Belleville residents with signs donated by the Think Turtle Conservation Initiative championing turtle safety around Belleville. Photo courtesy of the  Think Turtle Conservation Initiative

These efforts are not done in vain. Kelly Wallace, managing director of Think Turtle Conservation Initiative [6], says that the Turtle Taxi network helped the centre save upwards of 1,100 turtles last year alone.

“You wouldn’t believe it. I’ve seen turtles so smashed up, you think, ‘There’s no way they’ll make it.’ And then they bounce back,” Wallace said. “Turtles are such good healers. We just need to get them proper care.”
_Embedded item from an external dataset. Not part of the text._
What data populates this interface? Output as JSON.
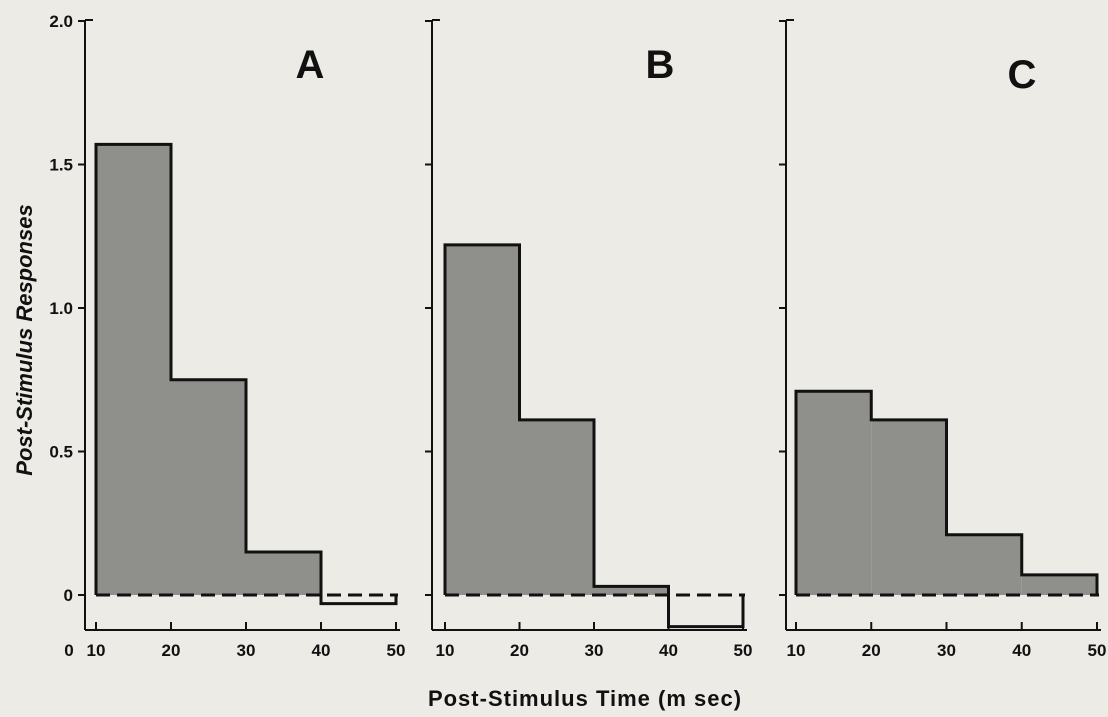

Wallace’s Bancroft-based organization raises money and awareness for the conservation centre as well as programs such as the Turtle Taxi network. It scored victories within Belleville recently ‒ just last week, it was permitted to post “Watch 4 Turtles” signs across the city in areas they frequent. In 2020, the conservation initiative put up temporary fencing around the Moira River after a deteriorating retainer wall led to turtle accidents on Front Street. No turtles have been reported on that road since. 

“That’s just what we do,” Wallace said. “It’s not easy, but we troubleshoot those kinds of concerns all across Ontario.”

Should you come across an injured turtle yourself, you can help. Call the conservation centre’s emergency response line at 705-741-5000 to order a volunteer just like Sandy Elder, and get Franklin [7] back on his feet.